The result is a quiet novel without a lot of overarching plot or narrative momentum. That’s not necessarily a criticism, just a fact. While there are obstacles to survival, they’re never the sort that puts the reader in the “just one more page” mindset, and the project of memorializing doesn’t drive the story forward in the same way that a search for answers might. 

Instead, Grievers is for fans of quieter, more meditative stories that explore very human themes—primarily, in this case, grief, although the story also touches on racism, gentrification, disaster relief, political organizing, and other topics. The prose is lovely, and there are some individual passages that truly jump off the page. Take, for instance: 

[N]otifications were full of people sending “prayers and love” to her, or her family, or to the city of Detroit. At some point, these trite condolences had replaced the act of grieving, of actually feeling a wave of sadness. Before, a loss could make you gasp. Before, it reached your heart. You were expected to have a coherent articulation for it, a way to say you knew something had happened.

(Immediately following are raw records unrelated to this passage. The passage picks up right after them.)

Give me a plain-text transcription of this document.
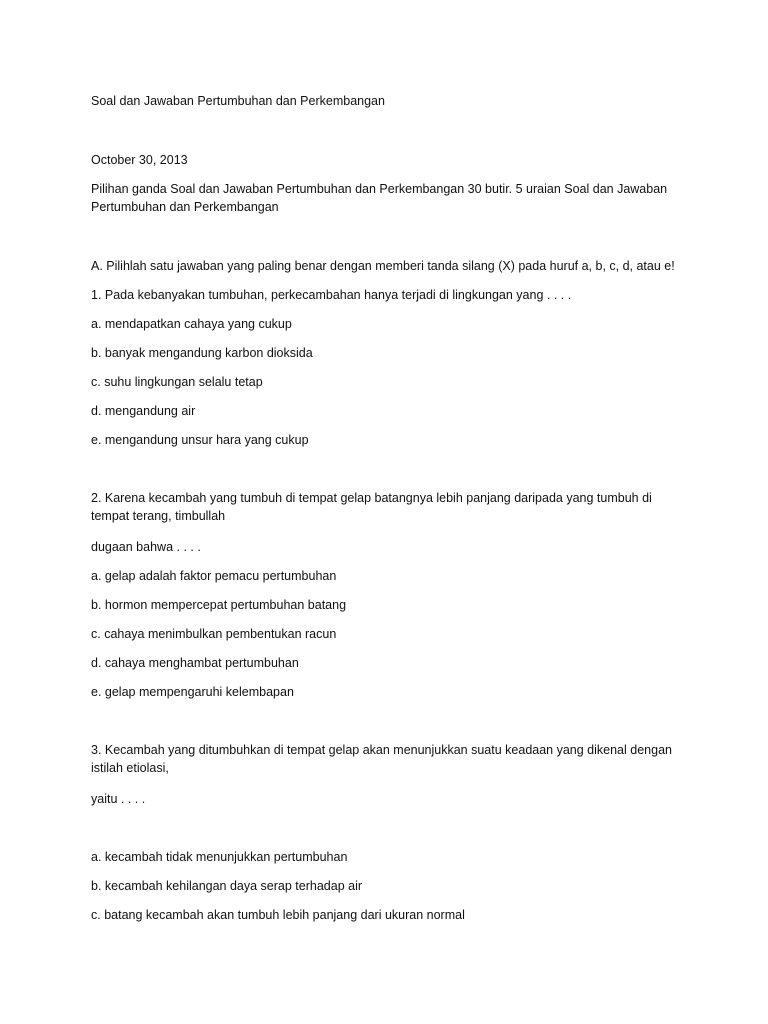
Soal dan Jawaban Pertumbuhan dan Perkembangan

October 30, 2013

Pilihan ganda Soal dan Jawaban Pertumbuhan dan Perkembangan 30 butir. 5 uraian Soal dan Jawaban Pertumbuhan dan Perkembangan

A. Pilihlah satu jawaban yang paling benar dengan memberi tanda silang (X) pada huruf a, b, c, d, atau e!

1. Pada kebanyakan tumbuhan, perkecambahan hanya terjadi di lingkungan yang . . . .

a. mendapatkan cahaya yang cukup

b. banyak mengandung karbon dioksida

c. suhu lingkungan selalu tetap

d. mengandung air

e. mengandung unsur hara yang cukup

2. Karena kecambah yang tumbuh di tempat gelap batangnya lebih panjang daripada yang tumbuh di tempat terang, timbullah

dugaan bahwa . . . .

a. gelap adalah faktor pemacu pertumbuhan

b. hormon mempercepat pertumbuhan batang

c. cahaya menimbulkan pembentukan racun

d. cahaya menghambat pertumbuhan

e. gelap mempengaruhi kelembapan

3. Kecambah yang ditumbuhkan di tempat gelap akan menunjukkan suatu keadaan yang dikenal dengan istilah etiolasi,

yaitu . . . .

a. kecambah tidak menunjukkan pertumbuhan

b. kecambah kehilangan daya serap terhadap air

c. batang kecambah akan tumbuh lebih panjang dari ukuran normal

And for all that the lead’s project doesn’t put the story in a rush, that doesn’t mean there isn’t plenty that happens. There are questions—where did the pandemic come from, why does it only affect Black people, what is responsible for the strangely persistent growths the lead keeps finding around her house—that aren’t answered in the first book, though perhaps they may be in the sequel. But there’s plenty that is addressed, perhaps most prominently people’s behaviors toward the sick. With the illness so deadly and so contagious, and with the possibilities for treatment so bleak, many distance themselves as far as they can from sick friends and family, leaving many who are ill merely waiting to die alone, with no real avenue even for palliative care. The lead’s project involves telling these people’s stories as best she can, but it also involves doing her best to provide a measure of dignity to the dying, something so often forgotten in a city gripped so thoroughly by their fears. 

These explorations of dignity, grief, and the telling of people’s stories may be quiet, but they’re often beautiful, and they provide plenty of reason to pay attention to Grievers. I personally prefer books with a little more structure and more of a defining arc—Grievers is meditative in similar ways to another recent read of mine, I Who Have Never Known Men by Jacqueline Harpman, but the latter features an exploration storyline that pushes the narrative forward in a way that Grievers doesn’t—and that keeps me from being absolutely blown away here, but still a plenty thoughtful and worthwhile read. 

Recommended if you like: meditative reads with beautiful prose, themes of grief and memory. 

Can I use it for Bingo? It’s hard mode for POC Author, and it also has a Prologue or Epilogue, is Indie Published, features Dreams, and is largely about Survival. 

Overall rating: 15 of Tar Vol’s 20. Four stars on Goodreads.